When this occurs for a second or a subsequent time one really needs to ask whether a lesson has been learned from the first debt agreement experience.
Should debt agreement come with formal education? We strongly believe that the answer is yes. It is not enough to help an individual get rid of their current debts we should also offer a compulsory budgeting and borrowing education that the individual needs to attend as part of their debt agreement. Doing so is likely to prevent more borrowers from falling prey to the same problems time and time again.
What are the debt consolidation options available to an individual who has only recently come out of a debt agreement?

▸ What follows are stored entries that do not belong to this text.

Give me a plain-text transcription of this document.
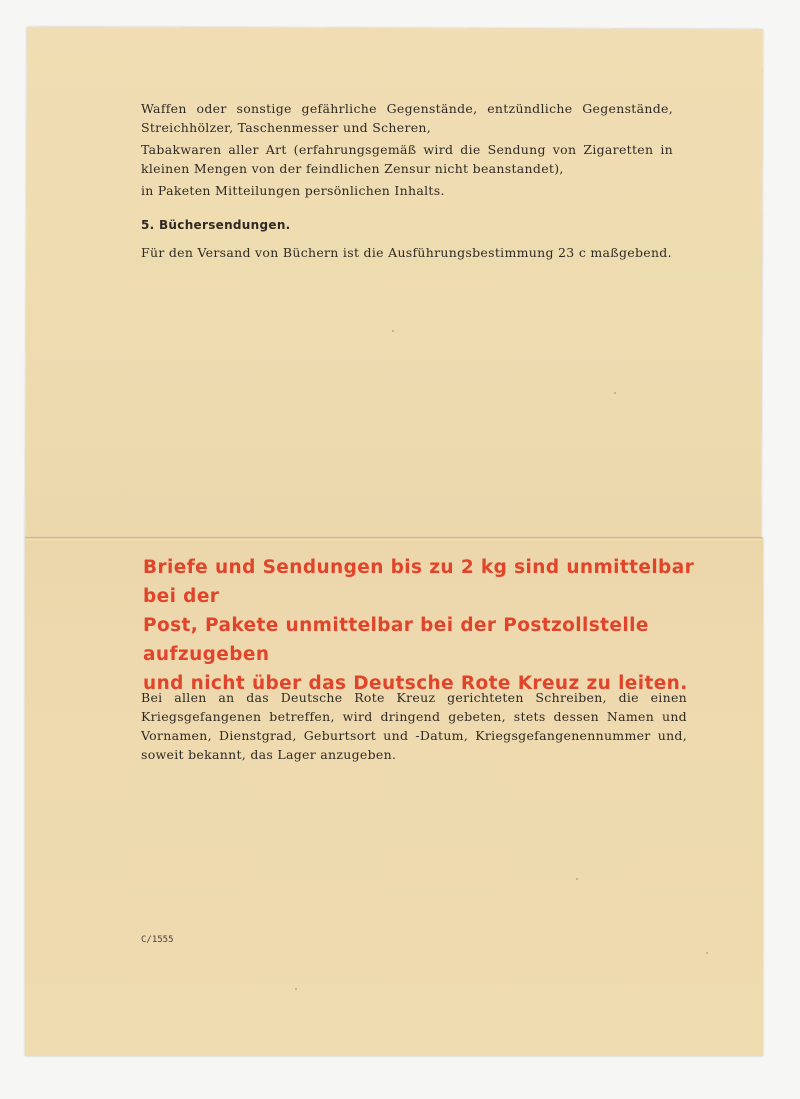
Waffen oder sonstige gefährliche Gegenstände, entzündliche Gegenstände, Streichhölzer, Taschenmesser und Scheren,

Tabakwaren aller Art (erfahrungsgemäß wird die Sendung von Zigaretten in kleinen Mengen von der feindlichen Zensur nicht beanstandet),

in Paketen Mitteilungen persönlichen Inhalts.

5. Büchersendungen.

Für den Versand von Büchern ist die Ausführungsbestimmung 23 c maßgebend.

Briefe und Sendungen bis zu 2 kg sind unmittelbar bei der
Post, Pakete unmittelbar bei der Postzollstelle aufzugeben
und nicht über das Deutsche Rote Kreuz zu leiten.

Bei allen an das Deutsche Rote Kreuz gerichteten Schreiben, die einen Kriegsgefangenen betreffen, wird dringend gebeten, stets dessen Namen und Vornamen, Dienstgrad, Geburtsort und -Datum, Kriegsgefangenennummer und, soweit bekannt, das Lager anzugeben.

C/1555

The first and the easiest method of debt reduction is to simply contact your creditors and attempt to reach an informal agreement wheeby they will allow you to make smaller repayments towards your debt obligations. Where the problem has occured because of a temporary drop in income this can be a very effective solution.
Another effective debt consolidation option that is available to individuals discharged from a debt agreement is a secured consolidation loan. This is where yoru debts are consolidate into a secured loan such as your car loan or a home loan. Before proceeding with this solution it is best to confirm that you will in fact be financially better of after consoliation. The reason that thi is sometimes not the case is that borrowers with a debt agreement history will generally need to pay more for their loans and therefore a consolidated loan may still be too expensive to be worthwhile.
It is not possible to go from one debt agreement into another. In fact legislation requires that you have not gone into a debt agreement for at leats 10 years previously before you can avail yourself of this solution again.
Bankruptcy works differently and you can in fact become bankrupt again shortly after being discharged from bankruptcy. Therefore if after being discharged from a debt agreement you have found yourself in the same problem once agin, the second time around you may find that bankruptcy is an option but a second debt agreement is not.